Figure 1  Invagination of the midline ectoderm forms the neural tube—the precursor of the spinal cord and brain. When this process fails to take place normally—as may occur when the mother is severely deficient in folic acid during early pregnancy—severe neurological conditions such as spina bifida or anencephaly (absence of most of the brain) may result.

Cell migration—the passage of individual cells through preexisting tissue—also contributes to organ development. For example, some ectodermal cells (“neural crest cells”) migrate a long distance through the body, giving rise to a variety of tissues, including some glandular, neural, and connective tissue structures. Similarly, the entire cerebral cortex is formed from cells that migrate from the lining of the ventricles, deep within the brain.

Cell death plays an important role in development. We have already seen an example at the very beginning of development in the formation of the first and second polar bodies: cells labeled for destruction from the moment they were formed. During embryonic life, cell death occurs on a massive scale, helping to sculpt structures such as the fingers. (If cells don’t die in sufficient numbers, the fingers remain “webbed.”) Cell death also occurs in the brain, eliminating many neurons that have made wrong connections.

During development, there is a progressive restriction of cell fate. Before the formation of the blastocyst, all cells are totipotent: that is, they can become any tissue in the embryo or in the extraembryonic structures such as the amnion. Some cells in the inner cell mass of the blastocyst are pluripotent: they can give rise to any embryonic tissue, but not to extraembryonic structures. These cells—referred to as embryonic stem cells—have been isolated from human blastocysts (Talbot & Lin, 2011). (Embryonic stem cells may have important medical applications, but ethical concerns have delayed research in this area.) Later in embryonic development, groups of cells become restricted to forming certain tissues; these cells are called neural stem cells, muscle stem cells, and so on. The progressive restriction of cell fate involves the switching on of genes needed for given tissues and the inactivation of genes needed for other tissues. This process is regulated by a variety of chemical factors, such as cytokines. (It has proved possible to reverse and redirect cell fate in the laboratory under some circumstances, so it may eventually be possible to obtain, say, new nerve cells from skin cells.)

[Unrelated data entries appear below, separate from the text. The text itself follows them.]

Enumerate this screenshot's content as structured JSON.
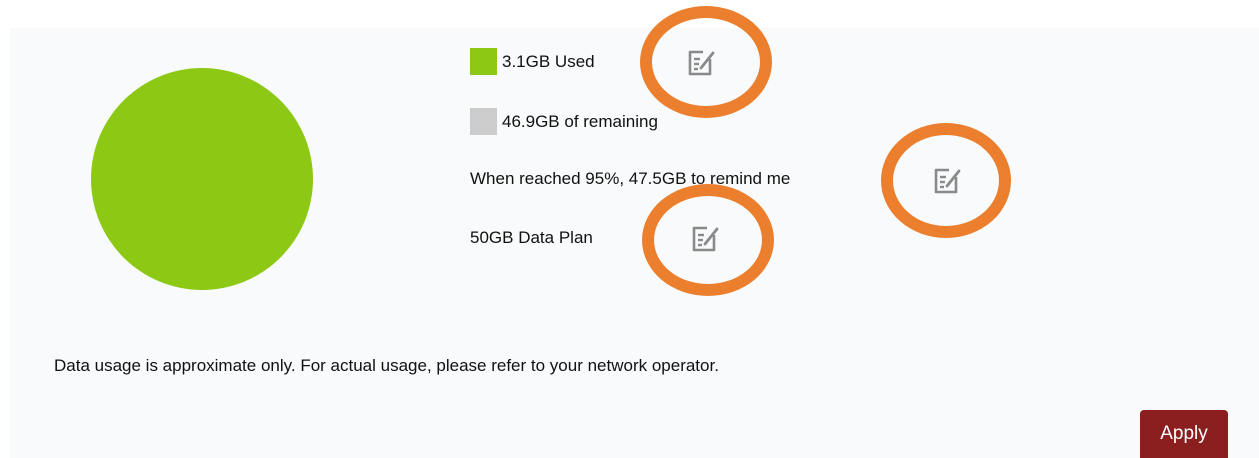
{
  "usage": {
    "used_label": "3.1GB Used",
    "remaining_label": "46.9GB of remaining",
    "remind_label": "When reached 95%, 47.5GB to remind me",
    "plan_label": "50GB Data Plan",
    "used_gb": 3.1,
    "remaining_gb": 46.9,
    "plan_gb": 50,
    "colors": {
      "used": "#8cc814",
      "remaining": "#cccccc"
    }
  },
  "icons": {
    "edit": "edit-icon"
  },
  "disclaimer": "Data usage is approximate only. For actual usage, please refer to your network operator.",
  "actions": {
    "apply_label": "Apply"
  },
  "annotation": {
    "ring_color": "#ec7f2e"
  }
}
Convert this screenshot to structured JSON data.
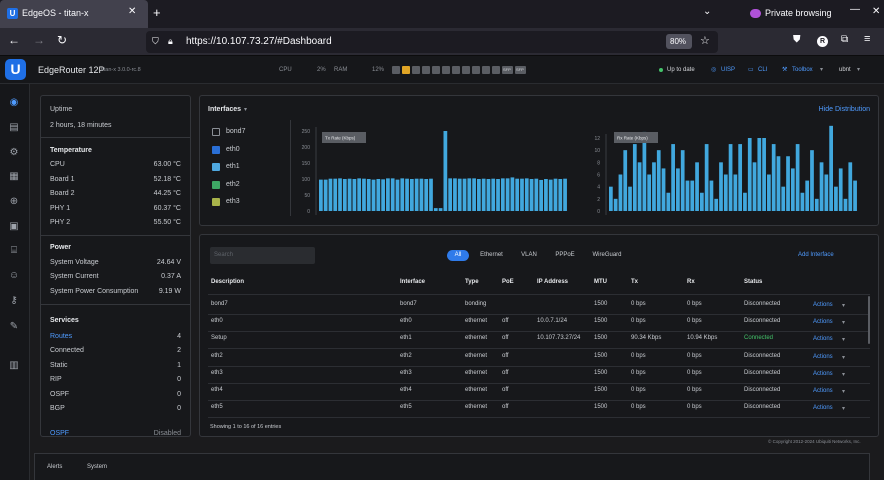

Cell differentiation is the process by which cells that have adopted a certain fate actually turn into the functional cell types they are supposed to be. This process can involve dramatic changes in cell morphology (generating the intricately shaped cells of the nervous system, for example; see Figure 2) and metabolism (such as developing the ability to synthesize a particular hormone). Cell differentiation involves an interaction between the genes expressed in a particular cell and the local environment to which that cell is exposed.

Figure 2  Cell differentiation is most obvious in the brain, where developing neurons adopt a bewildering variety of shapes. The giant, fan-shaped cell in the top image is a cerebellar Purkinje cell; the small spidery cells in the bottom image are cerebellar granule cells. The large object at the bottom is a blood vessel. (Micrographs by Simon LeVay.)


Talbot, P. & Lin, S. (2011). Mouse and human embryonic stem cells: can they improve human health by preventing disease? Curr Top Med Chem 11: 1638–1652.